Open marcospassos opened 7 years ago
According to this source, it's simple as output both documents using a specific format:
Hi, the trouble is that JSON document does not have predefined order. In other words what should get displayed as diff when comparing {a:1, b:2} and {b:1, a:2}? In order to show string-like diff we would need to somehow normalize the JSON. And it's tricky, it basically means to be able to sort generic object tree.
Yeah, I know, but for comparison purposes we can sort the keys, i.e alphabetical ascending order, or even sort the compared version according to the reference (preferred). In the later case, we can use a comparator that sorts looking to the index of the same key in the reference JSON document.
In our use case, we can save about 1 minute per broken test by comparing both JSON documents straight in the IDE.
I will think about it. The trouble is that it has to play well with other features like ${json-unit.ignore} and ignoring array order and other stuff.
It is a work-around, as it will show all the differences, not only the json unit detected differences, but I use the following code to show IntelliJ comparator if there is an issue :
public static void assertThatAndShowIntelliJComparator(String expected, String actual, Matcher matcher) { try { assertThat(actual, matcher); } catch (AssertionError e) { Assert.assertEquals(e.getMessage(), expected, actual); } }
I still need to use workaround to see full json:
try {
assertThatJson(actualJson)
.isEqualTo(expectedJson);
} catch (AssertionError e) {
Assert.assertEquals(e.getMessage(), expectedJson, actualJson);
}
Can you fix this?
Hi @Hronom, @ndebeiss, @marcospassos I am currently looking into that. I am curious what would be your expectation, we can to the following
From my side it will be ok if we can have just printed actual and expected json's as is.

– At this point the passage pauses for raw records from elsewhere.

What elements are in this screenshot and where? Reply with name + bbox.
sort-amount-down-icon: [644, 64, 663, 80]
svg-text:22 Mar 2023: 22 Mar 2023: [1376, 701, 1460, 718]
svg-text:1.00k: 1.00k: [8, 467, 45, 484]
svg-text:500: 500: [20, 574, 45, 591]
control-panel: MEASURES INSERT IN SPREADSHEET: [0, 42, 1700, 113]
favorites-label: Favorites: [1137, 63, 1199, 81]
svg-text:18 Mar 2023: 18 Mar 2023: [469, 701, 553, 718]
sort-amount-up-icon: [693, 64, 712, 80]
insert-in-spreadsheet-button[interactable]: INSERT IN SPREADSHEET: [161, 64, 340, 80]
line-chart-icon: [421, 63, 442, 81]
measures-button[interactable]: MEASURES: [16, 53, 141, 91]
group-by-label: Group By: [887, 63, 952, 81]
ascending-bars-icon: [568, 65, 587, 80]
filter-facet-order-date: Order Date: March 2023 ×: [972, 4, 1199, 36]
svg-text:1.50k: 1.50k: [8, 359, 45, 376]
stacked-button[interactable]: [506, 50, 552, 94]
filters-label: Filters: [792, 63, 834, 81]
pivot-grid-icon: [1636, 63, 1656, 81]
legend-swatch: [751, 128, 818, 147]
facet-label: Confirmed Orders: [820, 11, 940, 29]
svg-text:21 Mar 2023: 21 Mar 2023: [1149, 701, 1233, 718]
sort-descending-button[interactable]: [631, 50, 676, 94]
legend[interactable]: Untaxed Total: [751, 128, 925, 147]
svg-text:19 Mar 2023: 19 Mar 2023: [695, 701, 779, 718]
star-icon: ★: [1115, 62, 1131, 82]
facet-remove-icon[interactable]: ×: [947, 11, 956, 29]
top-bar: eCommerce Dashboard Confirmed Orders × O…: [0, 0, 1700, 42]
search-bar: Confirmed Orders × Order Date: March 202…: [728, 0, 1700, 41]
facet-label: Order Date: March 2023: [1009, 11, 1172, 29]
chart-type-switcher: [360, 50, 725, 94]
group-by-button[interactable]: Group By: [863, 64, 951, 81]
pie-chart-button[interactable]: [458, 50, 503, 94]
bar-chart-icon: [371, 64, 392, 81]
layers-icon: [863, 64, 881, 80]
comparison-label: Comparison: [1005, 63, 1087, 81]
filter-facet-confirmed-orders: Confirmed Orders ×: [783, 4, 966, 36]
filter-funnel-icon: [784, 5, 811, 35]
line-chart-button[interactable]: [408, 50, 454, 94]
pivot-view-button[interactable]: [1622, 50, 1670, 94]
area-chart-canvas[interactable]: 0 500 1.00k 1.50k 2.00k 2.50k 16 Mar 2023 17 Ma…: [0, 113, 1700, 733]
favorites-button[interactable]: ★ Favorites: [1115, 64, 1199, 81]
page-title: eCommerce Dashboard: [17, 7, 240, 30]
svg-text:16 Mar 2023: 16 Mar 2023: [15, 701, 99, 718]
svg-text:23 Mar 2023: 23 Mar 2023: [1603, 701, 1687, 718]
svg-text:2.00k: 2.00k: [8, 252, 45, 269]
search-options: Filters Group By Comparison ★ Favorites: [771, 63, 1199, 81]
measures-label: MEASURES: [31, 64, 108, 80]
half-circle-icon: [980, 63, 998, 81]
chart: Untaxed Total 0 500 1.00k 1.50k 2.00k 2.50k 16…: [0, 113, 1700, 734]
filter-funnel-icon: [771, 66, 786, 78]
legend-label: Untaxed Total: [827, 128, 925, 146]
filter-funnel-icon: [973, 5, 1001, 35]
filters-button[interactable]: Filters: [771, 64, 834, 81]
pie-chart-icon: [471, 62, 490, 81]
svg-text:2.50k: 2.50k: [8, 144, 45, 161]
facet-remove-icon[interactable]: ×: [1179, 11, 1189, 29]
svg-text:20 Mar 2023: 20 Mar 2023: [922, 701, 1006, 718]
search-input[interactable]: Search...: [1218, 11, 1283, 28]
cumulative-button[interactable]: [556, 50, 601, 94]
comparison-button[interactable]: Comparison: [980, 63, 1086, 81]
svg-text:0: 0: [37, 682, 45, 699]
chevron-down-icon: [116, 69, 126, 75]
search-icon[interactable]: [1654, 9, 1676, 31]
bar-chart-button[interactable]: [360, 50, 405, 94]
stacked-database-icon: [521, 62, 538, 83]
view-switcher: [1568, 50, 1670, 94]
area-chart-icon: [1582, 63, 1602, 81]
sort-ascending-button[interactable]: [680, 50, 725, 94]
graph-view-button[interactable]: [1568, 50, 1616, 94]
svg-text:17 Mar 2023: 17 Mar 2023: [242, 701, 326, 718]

hello Sorry, I don't have the use case anymore, but I would vote for option 1. Option 2 seems difficult. Option 3 and option 4 would override the IDE behavior. many thanks for the project !
Is there any way to see the json diff, exactly as when we assert strings? Using ordinary assertions on IntelliJ allows me to compare two jsons when an assertion fails. It's much more efficient for identifying the differences in long json files.